Jesus was trying to get the recognize him not in the person but in the enduring Scriptures, the Word of God.  Jesus was pointing these weary disciples back toward God and to see what God had accomplished in front of their eyes through the life, ministry, and death of Jesus.  These disciples would later describe these moments of teaching with Jesus as though their hearts were burning within them while Jesus talked with them on the road and opened the Scriptures to them (Luke 24:32).

  This was the effect Jesus desired.  Jesus wanted these downtrodden disciples to become flaming disciples, burning witnesses, with such joy for God that their lives would never be the same.

          There remained only one more thing Jesus needed to do to complete the transformation of these disciples.  Luke said as they [the three] approached the village of Emmaus, the disciples asked Jesus to stay with them.  “30 When he [Jesus] was at the [dinner] table with them [the disciples], he [Jesus] took bread, gave thanks, broke it and began to give it to them [the disciples]. 31 Then their [the disciples] eyes were opened and they recognized him, and he disappeared from their sight” (Luke 24:30-31).

          Jesus now completed the teaching of the Scriptures through the sharing of the bread, the bread of life.  In that moment of sharing, the blinders that preventing these two disciples from seeing the Scriptures come completely alive within them was removed.  The bread, which Jesus had said was his body, which Jesus had said gave immortal life, made all things understandable.  These disciples were transformed by joy.  The suffering was over, the grieving was over, the fear was over, there was only joy because the disciples recognized Jesus in the bread.

          With this uncontainable joy, these two disciples ran into the night to find the Eleven apostles.  When they arrived, the disciples from Emmaus “35 [Then the two] told what had happened on the way, and how Jesus was recognized by them when he broke the bread” (Luke 24:36).

          The breaking of the bread was and is key for us to see Jesus and understanding the nature of God.  The breaking of the bread was and is key to joy, hope, and life.

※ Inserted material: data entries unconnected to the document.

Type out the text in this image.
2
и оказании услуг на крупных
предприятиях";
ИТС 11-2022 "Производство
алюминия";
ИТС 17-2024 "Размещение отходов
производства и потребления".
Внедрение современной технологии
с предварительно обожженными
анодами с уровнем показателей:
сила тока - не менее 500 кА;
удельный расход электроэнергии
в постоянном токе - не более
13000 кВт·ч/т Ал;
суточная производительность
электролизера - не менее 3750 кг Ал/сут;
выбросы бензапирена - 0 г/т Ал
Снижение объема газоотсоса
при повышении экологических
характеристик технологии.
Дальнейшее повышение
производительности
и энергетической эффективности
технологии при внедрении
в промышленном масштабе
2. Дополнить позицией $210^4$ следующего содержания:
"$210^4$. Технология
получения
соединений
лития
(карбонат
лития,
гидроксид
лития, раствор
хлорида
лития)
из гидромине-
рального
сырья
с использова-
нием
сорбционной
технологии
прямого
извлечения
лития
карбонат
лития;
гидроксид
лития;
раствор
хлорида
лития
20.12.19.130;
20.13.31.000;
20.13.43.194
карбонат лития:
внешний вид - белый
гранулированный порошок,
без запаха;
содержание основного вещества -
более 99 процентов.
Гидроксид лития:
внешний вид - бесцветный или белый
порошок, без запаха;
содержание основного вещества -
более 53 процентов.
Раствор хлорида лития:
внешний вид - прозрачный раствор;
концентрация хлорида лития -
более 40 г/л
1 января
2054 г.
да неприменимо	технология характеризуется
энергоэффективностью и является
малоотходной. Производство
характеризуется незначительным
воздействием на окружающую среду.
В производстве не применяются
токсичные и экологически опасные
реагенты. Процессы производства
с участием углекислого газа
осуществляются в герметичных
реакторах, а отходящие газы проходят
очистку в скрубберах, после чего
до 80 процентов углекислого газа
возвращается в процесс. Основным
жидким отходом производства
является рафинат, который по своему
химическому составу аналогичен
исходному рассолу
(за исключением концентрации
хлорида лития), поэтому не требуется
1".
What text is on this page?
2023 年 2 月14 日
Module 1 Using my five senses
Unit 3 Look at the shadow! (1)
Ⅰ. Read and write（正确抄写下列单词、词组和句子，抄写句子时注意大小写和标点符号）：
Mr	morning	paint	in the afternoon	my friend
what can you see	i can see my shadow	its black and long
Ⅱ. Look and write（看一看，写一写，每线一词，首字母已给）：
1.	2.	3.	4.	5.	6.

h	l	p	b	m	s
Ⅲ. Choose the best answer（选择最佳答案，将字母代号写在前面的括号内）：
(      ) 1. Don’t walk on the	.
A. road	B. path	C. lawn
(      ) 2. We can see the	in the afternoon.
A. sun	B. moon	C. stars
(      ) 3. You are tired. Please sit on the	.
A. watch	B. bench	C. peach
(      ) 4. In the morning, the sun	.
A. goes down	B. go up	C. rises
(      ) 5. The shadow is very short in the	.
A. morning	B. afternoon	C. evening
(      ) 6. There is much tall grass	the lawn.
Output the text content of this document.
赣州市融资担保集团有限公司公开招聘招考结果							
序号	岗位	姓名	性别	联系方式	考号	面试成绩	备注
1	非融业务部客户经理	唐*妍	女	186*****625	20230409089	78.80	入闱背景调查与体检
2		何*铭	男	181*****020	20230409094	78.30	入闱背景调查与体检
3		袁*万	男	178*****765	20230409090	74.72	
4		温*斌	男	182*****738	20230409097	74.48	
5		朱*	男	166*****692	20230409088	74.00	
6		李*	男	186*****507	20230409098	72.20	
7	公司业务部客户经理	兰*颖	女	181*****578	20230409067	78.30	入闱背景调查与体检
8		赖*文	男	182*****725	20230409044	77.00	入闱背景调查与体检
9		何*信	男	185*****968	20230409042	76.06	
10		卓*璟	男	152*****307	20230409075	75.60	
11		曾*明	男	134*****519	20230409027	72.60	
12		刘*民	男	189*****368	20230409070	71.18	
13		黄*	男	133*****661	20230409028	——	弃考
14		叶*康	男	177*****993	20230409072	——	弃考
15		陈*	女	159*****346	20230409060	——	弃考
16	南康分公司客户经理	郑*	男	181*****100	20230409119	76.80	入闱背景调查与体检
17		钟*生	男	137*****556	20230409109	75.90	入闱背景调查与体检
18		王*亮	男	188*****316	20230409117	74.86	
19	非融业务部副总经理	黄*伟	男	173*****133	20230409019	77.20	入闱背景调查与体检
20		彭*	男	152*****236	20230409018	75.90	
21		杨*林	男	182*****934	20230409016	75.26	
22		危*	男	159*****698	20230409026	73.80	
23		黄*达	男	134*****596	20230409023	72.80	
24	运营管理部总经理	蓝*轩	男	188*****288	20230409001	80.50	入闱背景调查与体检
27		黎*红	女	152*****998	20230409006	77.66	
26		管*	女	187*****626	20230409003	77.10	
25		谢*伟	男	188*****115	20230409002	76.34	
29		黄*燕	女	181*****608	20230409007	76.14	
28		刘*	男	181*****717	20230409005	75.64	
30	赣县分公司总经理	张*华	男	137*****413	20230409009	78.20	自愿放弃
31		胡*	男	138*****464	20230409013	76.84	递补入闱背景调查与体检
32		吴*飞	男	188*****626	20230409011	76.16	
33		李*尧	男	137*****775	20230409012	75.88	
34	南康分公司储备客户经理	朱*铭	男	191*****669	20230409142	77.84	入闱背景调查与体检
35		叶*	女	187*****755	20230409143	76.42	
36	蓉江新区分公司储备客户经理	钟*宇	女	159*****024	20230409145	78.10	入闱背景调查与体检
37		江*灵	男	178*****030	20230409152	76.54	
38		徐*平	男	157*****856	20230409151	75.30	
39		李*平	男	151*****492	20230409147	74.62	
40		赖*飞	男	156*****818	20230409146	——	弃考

          In times earlier, Jesus said, “35 ‘I am the bread of life. Whoever comes to me will never go hungry, and whoever believes in me will never be thirsty.  38 For I have come down from heaven not to do my will but to do the will of him who sent me.  40 For my Father’s will is that everyone who looks to the Son and believes in him shall have eternal life, and I will raise them up at the last day” (John 6:35, 38, 40).

Jesus then repeated, “48 ‘I am the bread of life. 49 Your ancestors ate the manna in the wilderness, yet they died. 50 But here is the bread that comes down from heaven, which anyone may eat and not die. 51 I am the living bread that came down from heaven. Whoever eats this bread will live forever. This bread is my flesh, which I will give for the life of the world’” (John 6:48-51).

Jesus lifted the disciples from Emmaus and became visible in the breaking of the bread and he can do the same for us.  Jesus called us to pray that we would receive bread daily; seek Jesus daily.  Jesus called us to eat the bread and drink the cup in memory of him but not just the memory of his life, his teachings, but the memory of him in the whole of Scriptures.  He invited us to eat the bread in memory of his death, burial, and resurrection.

Jesus set his face toward Jerusalem that in doing so we could see him, know him, remember him, and find the God he knew and loved.  Jesus’ journey was an ordeal, but it ended in victory. Jesus victory, his resurrection on Easter morning and his walk with his disciples that afternoon, gives us the ability to be joyful people and flaming witnesses to the goodness of God.

This Easter Day let us come and celebrate with great joy the wonders of Jesus as we too will see him fully in the breaking of the bread.  Amen and Amen.